10 Evenals Noachs vrouw, die met haar zoons en schoondochters de vloed overleefde, verwacht het overblijfsel van de heiligdomklasse — te zamen met de grote schare van op schapen gelijkende aanbidders van Jehovah God, die zich door bemiddeling van de Grotere Noach, Jezus Christus, volledig aan Hem opdragen — de met de watervloed te vergelijken vernietiging te Armageddon te overleven. Zij houden de vertroostende woorden van de apostel Petrus in gedachten. Deze beschreef het einde van de oude wereld en vergeleek vervolgens de vurige vernietiging van de organisatie van de Duivel met het verbranden van hemel en aarde. Hij zei: „Waardoor de toenmalige wereld is vergaan, verzwolgen door het water. Maar de tegenwoordige hemelen en de aarde zijn door hetzelfde woord als een schat weggelegd, ten vure bewaard tegen den dag van het oordeel en van den ondergang der goddeloze mensen”. Ten einde te tonen dat de leden van de heiligdomklasse dit zullen overleven mits zij niet goddeloos worden maar evenals een heiligdom rein en heilig blijven, voegde Petrus eraan toe:
11 „De hemelen zullen brandende . . . vergaan en de elementen in vuur . . . wegsmelten. Wij verwachten echter naar zijn belofte nieuwe hemelen en een nieuwe aarde, waar gerechtigheid woont. Daarom, geliefden, beijvert u in deze verwachting, onbevlekt en onberispelijk te blijken voor Hem in vrede, en houdt de lankmoedigheid van onzen Here voor zaligheid”. — 2 Petr. 3:6, 7, 12-15.
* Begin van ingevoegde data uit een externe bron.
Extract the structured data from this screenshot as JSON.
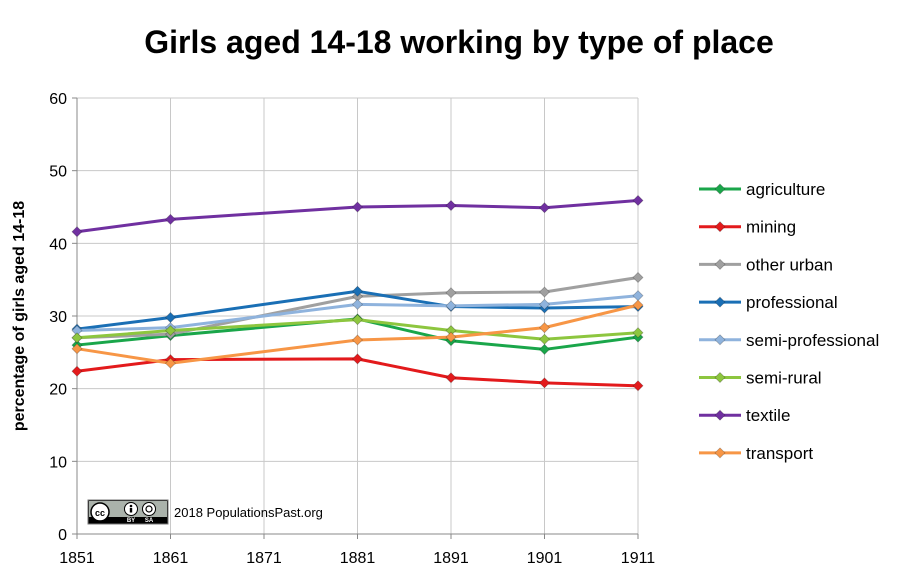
{
  "chart_data": {
    "type": "line",
    "title": "Girls aged 14-18 working by type of place",
    "xlabel": "",
    "ylabel": "percentage of girls aged 14-18",
    "xlim": [
      1851,
      1911
    ],
    "ylim": [
      0,
      60
    ],
    "x_ticks": [
      1851,
      1861,
      1871,
      1881,
      1891,
      1901,
      1911
    ],
    "y_ticks": [
      0,
      10,
      20,
      30,
      40,
      50,
      60
    ],
    "grid": true,
    "legend_position": "right",
    "x": [
      1851,
      1861,
      1881,
      1891,
      1901,
      1911
    ],
    "series": [
      {
        "name": "agriculture",
        "color": "#1aa64a",
        "values": [
          26.0,
          27.3,
          29.6,
          26.6,
          25.4,
          27.1
        ]
      },
      {
        "name": "mining",
        "color": "#e31a1c",
        "values": [
          22.4,
          24.0,
          24.1,
          21.5,
          20.8,
          20.4
        ]
      },
      {
        "name": "other urban",
        "color": "#a0a0a0",
        "values": [
          27.0,
          27.5,
          32.7,
          33.2,
          33.3,
          35.3
        ]
      },
      {
        "name": "professional",
        "color": "#1a6fb5",
        "values": [
          28.2,
          29.8,
          33.4,
          31.3,
          31.1,
          31.3
        ]
      },
      {
        "name": "semi-professional",
        "color": "#8fb3dd",
        "values": [
          28.0,
          28.4,
          31.6,
          31.4,
          31.6,
          32.8
        ]
      },
      {
        "name": "semi-rural",
        "color": "#8dc63f",
        "values": [
          27.0,
          28.0,
          29.5,
          28.0,
          26.8,
          27.7
        ]
      },
      {
        "name": "textile",
        "color": "#7030a0",
        "values": [
          41.6,
          43.3,
          45.0,
          45.2,
          44.9,
          45.9
        ]
      },
      {
        "name": "transport",
        "color": "#f79646",
        "values": [
          25.5,
          23.5,
          26.7,
          27.1,
          28.4,
          31.5
        ]
      }
    ],
    "annotation": "2018 PopulationsPast.org",
    "license_badge": {
      "name": "cc-by-sa-badge",
      "text": [
        "cc",
        "BY",
        "SA"
      ]
    }
  }
}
12. Wat zal de grote schare te zamen met zulke mede-overlevenden kunnen doen, zoals Noach en zijn gezin vlak na de vloed deden?
12 Met de leden van dit overblijfsel van de heiligdomklasse als mede-overlevenden zullen zij die tot de grote schare der „andere schapen” behoren, uitmuntend in de gelegenheid zijn Jehovah’s aanbidding op de gereinigde aarde opnieuw in te stellen, evenals Noachs zoons en hun vrouwen onmiddellijk na de vloed te zamen met hun vader en moeder dankzeggingen en offers aan Jehovah God brachten.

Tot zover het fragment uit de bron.